What I found is that, when a simple program scans through a 4GB memory region of random numbers (and finds the largest to avoid mem access being optimized away), the program should be very bounded by the DRAM to L3-cache transmission speed, where the performance counters does show that L3 is experiencing tons of misses. So when I inspect CYCLE_ACTIVITY.STALLS_MEM_ANY
the total cycle stalls due to oustanding load of the memory subsystem, this is high as expected (like stall for 1GHz as the total cycles are 2.5GHz). However, I can’t understand why CYCLE_ACTIVITY.STALLS_L3_MISS
is extremely low, like less than 5% of all the stalls. Whereas CYCLE_ACTIVITY.STALLS_L1D_MISS
is very high and close to the total stalls. So I’m confused by this, I thought when my working set is 4GB, any level of cache should be useless, and the L3 cache-misses should be accountable for most of the stalls just to read data from the DRAM, but the counters are only showing L1-miss being accountable for the stalls.

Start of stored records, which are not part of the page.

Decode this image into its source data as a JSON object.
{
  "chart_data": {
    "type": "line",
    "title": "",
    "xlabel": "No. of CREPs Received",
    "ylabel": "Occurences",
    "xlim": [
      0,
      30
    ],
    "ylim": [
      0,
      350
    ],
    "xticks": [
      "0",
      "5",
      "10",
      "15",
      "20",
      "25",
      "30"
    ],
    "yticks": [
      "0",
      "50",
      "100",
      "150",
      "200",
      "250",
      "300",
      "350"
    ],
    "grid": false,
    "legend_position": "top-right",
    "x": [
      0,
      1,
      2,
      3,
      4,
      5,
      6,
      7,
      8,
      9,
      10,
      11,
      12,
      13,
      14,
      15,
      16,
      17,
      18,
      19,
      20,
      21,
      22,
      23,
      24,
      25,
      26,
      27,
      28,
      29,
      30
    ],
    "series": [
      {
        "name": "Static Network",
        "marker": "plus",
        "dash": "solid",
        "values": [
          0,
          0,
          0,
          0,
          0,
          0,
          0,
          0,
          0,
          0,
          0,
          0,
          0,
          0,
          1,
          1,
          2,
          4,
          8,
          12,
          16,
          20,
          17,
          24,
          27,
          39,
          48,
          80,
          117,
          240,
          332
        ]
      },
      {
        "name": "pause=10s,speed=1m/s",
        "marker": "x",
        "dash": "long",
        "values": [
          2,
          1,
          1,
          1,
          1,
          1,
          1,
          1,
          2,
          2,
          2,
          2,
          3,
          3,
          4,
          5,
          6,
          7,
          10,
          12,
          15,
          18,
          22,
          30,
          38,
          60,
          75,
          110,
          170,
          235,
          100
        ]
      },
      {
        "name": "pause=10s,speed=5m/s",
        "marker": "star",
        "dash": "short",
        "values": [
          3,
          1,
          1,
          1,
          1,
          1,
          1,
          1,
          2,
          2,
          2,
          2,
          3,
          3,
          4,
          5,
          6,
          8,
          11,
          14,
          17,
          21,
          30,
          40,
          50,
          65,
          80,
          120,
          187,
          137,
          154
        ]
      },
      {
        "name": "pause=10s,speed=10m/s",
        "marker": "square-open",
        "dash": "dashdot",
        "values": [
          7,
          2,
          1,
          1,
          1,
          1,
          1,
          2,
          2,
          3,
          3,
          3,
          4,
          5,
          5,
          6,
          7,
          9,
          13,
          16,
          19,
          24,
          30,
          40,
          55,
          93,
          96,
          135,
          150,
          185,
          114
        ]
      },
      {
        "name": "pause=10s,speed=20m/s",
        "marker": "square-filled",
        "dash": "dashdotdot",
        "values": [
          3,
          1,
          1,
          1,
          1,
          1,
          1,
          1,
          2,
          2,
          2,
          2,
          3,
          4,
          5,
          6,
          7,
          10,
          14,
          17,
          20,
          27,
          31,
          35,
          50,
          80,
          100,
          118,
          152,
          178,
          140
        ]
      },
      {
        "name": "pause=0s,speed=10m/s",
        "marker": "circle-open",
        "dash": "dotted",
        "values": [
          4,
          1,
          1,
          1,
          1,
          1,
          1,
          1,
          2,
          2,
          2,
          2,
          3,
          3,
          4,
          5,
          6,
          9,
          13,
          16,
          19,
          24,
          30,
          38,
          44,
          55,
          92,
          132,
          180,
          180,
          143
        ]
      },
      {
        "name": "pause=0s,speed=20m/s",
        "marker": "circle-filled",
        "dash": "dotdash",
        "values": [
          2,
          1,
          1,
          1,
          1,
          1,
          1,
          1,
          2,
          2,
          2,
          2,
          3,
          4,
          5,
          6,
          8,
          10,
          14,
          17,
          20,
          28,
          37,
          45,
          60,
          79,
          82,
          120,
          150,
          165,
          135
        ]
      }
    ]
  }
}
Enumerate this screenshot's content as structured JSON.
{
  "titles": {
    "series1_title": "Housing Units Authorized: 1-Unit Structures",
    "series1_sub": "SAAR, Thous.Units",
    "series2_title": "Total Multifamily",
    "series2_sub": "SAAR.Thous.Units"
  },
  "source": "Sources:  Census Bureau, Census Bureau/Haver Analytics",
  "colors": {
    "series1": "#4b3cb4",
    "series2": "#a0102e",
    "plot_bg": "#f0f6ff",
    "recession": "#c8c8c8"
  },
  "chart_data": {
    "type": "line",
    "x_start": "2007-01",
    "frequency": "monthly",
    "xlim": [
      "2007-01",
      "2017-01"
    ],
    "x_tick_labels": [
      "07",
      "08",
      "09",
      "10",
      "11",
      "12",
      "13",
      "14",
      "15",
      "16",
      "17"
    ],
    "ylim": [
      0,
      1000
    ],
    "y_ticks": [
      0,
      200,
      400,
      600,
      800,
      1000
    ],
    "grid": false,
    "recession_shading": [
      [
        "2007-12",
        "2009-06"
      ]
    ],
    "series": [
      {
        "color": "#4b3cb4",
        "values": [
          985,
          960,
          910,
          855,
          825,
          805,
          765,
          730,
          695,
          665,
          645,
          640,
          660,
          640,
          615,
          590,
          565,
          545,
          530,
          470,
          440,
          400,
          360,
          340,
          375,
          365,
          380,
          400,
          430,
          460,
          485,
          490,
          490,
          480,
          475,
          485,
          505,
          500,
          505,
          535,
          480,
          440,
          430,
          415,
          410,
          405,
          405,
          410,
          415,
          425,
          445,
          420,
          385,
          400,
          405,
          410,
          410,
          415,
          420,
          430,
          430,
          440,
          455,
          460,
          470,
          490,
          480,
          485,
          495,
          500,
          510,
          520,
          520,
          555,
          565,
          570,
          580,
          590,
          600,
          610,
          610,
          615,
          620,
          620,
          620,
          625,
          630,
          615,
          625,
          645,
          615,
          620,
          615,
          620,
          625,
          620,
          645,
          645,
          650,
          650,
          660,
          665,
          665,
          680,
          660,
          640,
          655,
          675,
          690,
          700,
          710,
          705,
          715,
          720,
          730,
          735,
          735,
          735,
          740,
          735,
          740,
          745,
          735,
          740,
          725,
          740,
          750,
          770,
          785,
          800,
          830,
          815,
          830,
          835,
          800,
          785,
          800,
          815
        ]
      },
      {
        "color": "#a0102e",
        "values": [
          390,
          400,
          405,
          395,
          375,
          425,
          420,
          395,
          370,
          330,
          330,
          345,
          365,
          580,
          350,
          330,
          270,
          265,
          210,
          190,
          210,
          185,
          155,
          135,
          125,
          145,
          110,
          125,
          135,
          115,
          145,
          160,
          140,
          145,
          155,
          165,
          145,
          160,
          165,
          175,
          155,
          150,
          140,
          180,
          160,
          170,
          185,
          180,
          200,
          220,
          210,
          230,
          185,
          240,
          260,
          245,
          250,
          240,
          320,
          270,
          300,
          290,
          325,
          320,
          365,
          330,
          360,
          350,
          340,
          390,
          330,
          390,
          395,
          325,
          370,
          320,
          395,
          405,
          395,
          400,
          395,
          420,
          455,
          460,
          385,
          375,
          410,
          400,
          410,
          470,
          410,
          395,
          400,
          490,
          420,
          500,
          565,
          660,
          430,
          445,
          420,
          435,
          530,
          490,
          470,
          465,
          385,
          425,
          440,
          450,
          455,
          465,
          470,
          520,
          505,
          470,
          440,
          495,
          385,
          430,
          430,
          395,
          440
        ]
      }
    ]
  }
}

My speculation is that when L1 prefetches from L2, misses, then incurs L3 miss, the cpu stalls before the load is satisfied, but L3-miss counter is not incremented for this case, so we only see L1 being accountable?
Problem with the Intel Optimization manual
From my own understanding, the percent of cycles wasted due to DRAM access would be simply changes in CYCLE_ACTIVITY.STALLS_L3_MISS
/ changes in the core’s Unhalt cycles. I’ve seen that this manual from Intel explains how to do analysis on the performance counters, where even the 2024 version contains obsolete content, where the section 22.5.2.3 provides several formulas for evaluating each level of cache’s effect on the stalls,
%Memory_Bound = CYCLE_ACTIVITY.STALLS_LDM_PENDING / CLOCKS
%L1 Bound = (CYCLE_ACTIVITY.STALLS_LDM_PENDING -CYCLE_ACTIVITY.STALLS_L1D_PENDING)/ CLOCKS
%L2 Bound =(CYCLE_ACTIVITY.STALLS_L1D_PENDING - CYCLE_ACTIVITY.STALLS_L2_PENDING)/ CLOCKS
%L3 Bound = CYCLE_ACTIVITY.STALLS_L2_PENDING * L3_Hit_fraction / CLOCKS
%MEM Bound = CYCLE_ACTIVITY.STALLS_L2_PENDING * L3_Miss_fraction / CLOCKS
but firstly when this was written, there wasn’t L3 specific core performance counters. The more confusing is that, these CYCLE_ACTIVITY.STALLS_XX_PENDING
are slightly differently defined with the XX_MISS
ones for Ivy Bridge on this site:
As I don’t really understand the difference and the PENDING ones no longer present in newer architectures, I’m more confused for how to evaluate DRAM bandwidth’s effect on cpu stalls.